Like Riser, Legassie argued that 80-percent of the unreconciled expenditures in Knapton's report were approved by the board, he admitted that he had not presented a reconciliation report for expenditures for the months of April, May and June.

Legassie, however, said that Knapton had assumed the role of treasurer in June, and was responsible for providing the missing reconciliation report.

“I was out in May and June, Judy [Knapton] took over at that point, and they never showed up,” Legassie said.

Following the meeting, Legassie provided minutes of a June, 2011 meeting which show that Knapton had conducted a budget and finance meeting and submitted a budget proposal to the board.

“Those are Treasurer duties as spelled out in the Treasurer Handbook as well as our Bylaws, and this handbook clearly states the Treasurer assuming those duties are bound to follow them,” Legassie said.

A copy of the ASNC's June minutes can be found in the media box on the right.

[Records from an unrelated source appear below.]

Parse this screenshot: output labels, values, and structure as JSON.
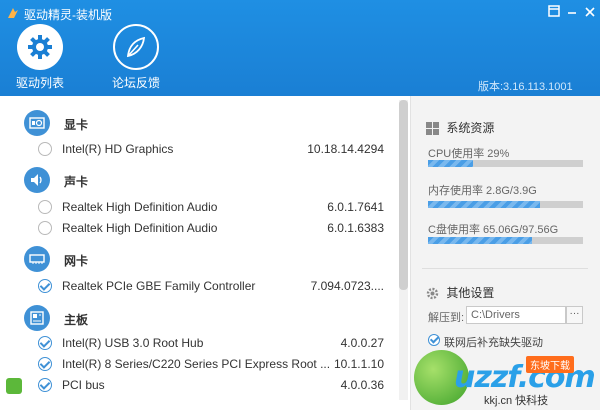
{
  "app": {
    "title": "驱动精灵-装机版",
    "version": "版本:3.16.113.1001"
  },
  "tabs": [
    {
      "label": "驱动列表",
      "icon": "gear-icon",
      "active": true
    },
    {
      "label": "论坛反馈",
      "icon": "leaf-icon",
      "active": false
    }
  ],
  "drivers": {
    "categories": [
      {
        "name": "显卡",
        "icon": "graphics-card-icon",
        "items": [
          {
            "name": "Intel(R) HD Graphics",
            "version": "10.18.14.4294",
            "checked": false
          }
        ]
      },
      {
        "name": "声卡",
        "icon": "speaker-icon",
        "items": [
          {
            "name": "Realtek High Definition Audio",
            "version": "6.0.1.7641",
            "checked": false
          },
          {
            "name": "Realtek High Definition Audio",
            "version": "6.0.1.6383",
            "checked": false
          }
        ]
      },
      {
        "name": "网卡",
        "icon": "network-card-icon",
        "items": [
          {
            "name": "Realtek PCIe GBE Family Controller",
            "version": "7.094.0723....",
            "checked": true
          }
        ]
      },
      {
        "name": "主板",
        "icon": "motherboard-icon",
        "items": [
          {
            "name": "Intel(R) USB 3.0 Root Hub",
            "version": "4.0.0.27",
            "checked": true
          },
          {
            "name": "Intel(R) 8 Series/C220 Series PCI Express Root ...",
            "version": "10.1.1.10",
            "checked": true
          },
          {
            "name": "PCI bus",
            "version": "4.0.0.36",
            "checked": true
          }
        ]
      }
    ]
  },
  "system": {
    "title": "系统资源",
    "cpu": {
      "label": "CPU使用率 29%",
      "value": 0.29
    },
    "mem": {
      "label": "内存使用率 2.8G/3.9G",
      "value": 0.72
    },
    "disk": {
      "label": "C盘使用率 65.06G/97.56G",
      "value": 0.67
    }
  },
  "settings": {
    "title": "其他设置",
    "path_label": "解压到:",
    "path_value": "C:\\Drivers",
    "browse_label": "···",
    "auto_label": "联网后补充缺失驱动"
  },
  "watermark": {
    "text": "uzzf.com",
    "badge": "东坡下载",
    "sub": "kkj.cn 快科技"
  },
  "colors": {
    "header": "#1a7fd4",
    "accent": "#3f91d6"
  }
}
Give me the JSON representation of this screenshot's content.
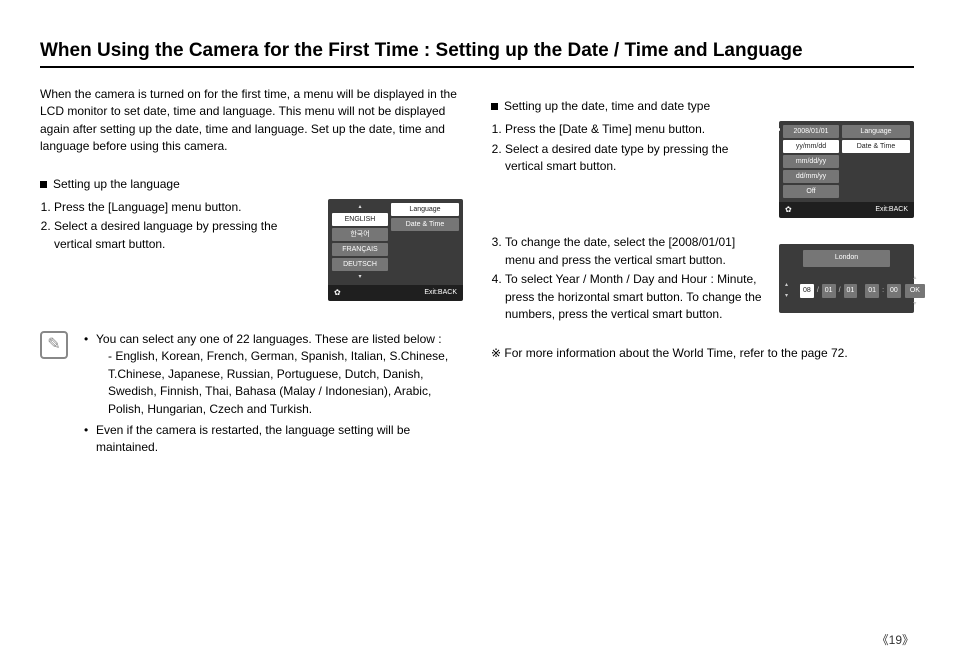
{
  "title": "When Using the Camera for the First Time : Setting up the Date / Time and Language",
  "intro": "When the camera is turned on for the first time, a menu will be displayed in the LCD monitor to set date, time and language. This menu will not be displayed again after setting up the date, time and language. Set up the date, time and language before using this camera.",
  "left": {
    "heading": "Setting up the language",
    "steps": [
      "Press the [Language] menu button.",
      "Select a desired language by pressing the vertical smart button."
    ]
  },
  "note": {
    "bullets": [
      "You can select any one of 22 languages. These are listed below :",
      "Even if the camera is restarted, the language setting will be maintained."
    ],
    "lang_list": "- English, Korean, French, German, Spanish, Italian, S.Chinese, T.Chinese, Japanese, Russian, Portuguese, Dutch, Danish, Swedish, Finnish, Thai, Bahasa (Malay / Indonesian), Arabic, Polish, Hungarian, Czech and Turkish."
  },
  "right": {
    "heading": "Setting up the date, time and date type",
    "steps_a": [
      "Press the [Date & Time] menu button.",
      "Select a desired date type by pressing the vertical smart button."
    ],
    "steps_b": [
      "To change the date, select the [2008/01/01] menu and press the vertical smart button.",
      "To select Year / Month / Day and Hour : Minute, press the horizontal smart button. To change the numbers, press the vertical smart button."
    ],
    "more": "※ For more information about the World Time, refer to the page 72."
  },
  "lcd_lang": {
    "options": [
      "ENGLISH",
      "한국어",
      "FRANÇAIS",
      "DEUTSCH"
    ],
    "tabs": [
      "Language",
      "Date & Time"
    ],
    "exit": "Exit:BACK"
  },
  "lcd_date": {
    "date_top": "2008/01/01",
    "options": [
      "yy/mm/dd",
      "mm/dd/yy",
      "dd/mm/yy",
      "Off"
    ],
    "tabs": [
      "Language",
      "Date & Time"
    ],
    "exit": "Exit:BACK"
  },
  "lcd_city": {
    "city": "London",
    "vals": [
      "08",
      "01",
      "01",
      "01",
      "00"
    ],
    "ok": "OK"
  },
  "page_number": "《19》"
}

Knapton would not respond to Patch's request for comment, but said during the meeting that her duties as treasurer did not commence until July 1.

“I wasn't the treasurer in June,” Knapton said. “I was a board member like everybody else.”

Alberto December 16, 2011 at 05:43 PM
Boards can be messy things. Joining one, one can be thrust into meetings and discussions without the benefit of any real orientation. Longtime members can take for granted that everyone is on the same page. All members, longtime and new, are volunteer and can be unfocused at times - sometimes on an night where focus is actually required. I think the best you can hope for is that someone will, every now and again, actually check through things and reveal issues in past practices and/or practice in general. This can give everyone an opportunity to work to correct any issues, clarify or tweak policies and procedures, and move on satisfied that they've caught things internally and worked to correct them. Unfortunately, what can happen in Boards mirrors what we see between politicians, educational leaders, and other adults: people get embarrassed, people get defensive, and, instead of acknowledging issues/confusions/mistakes and getting to work, the work stops so adults can finger-point and rail against those attacking their reputation. REPUTATION becomes paramount to service and everyone loses, no one saves face. Sounds like Knapton took her job serious, reviewed files and, issued a report. People made more of the report than they should have but, instead of just going back through and clarifying and/or correcting and/or acknowledging errors and/or mistakes, members will blame and argue. Try just acknowledging no one intended harm and correct the documentation issues.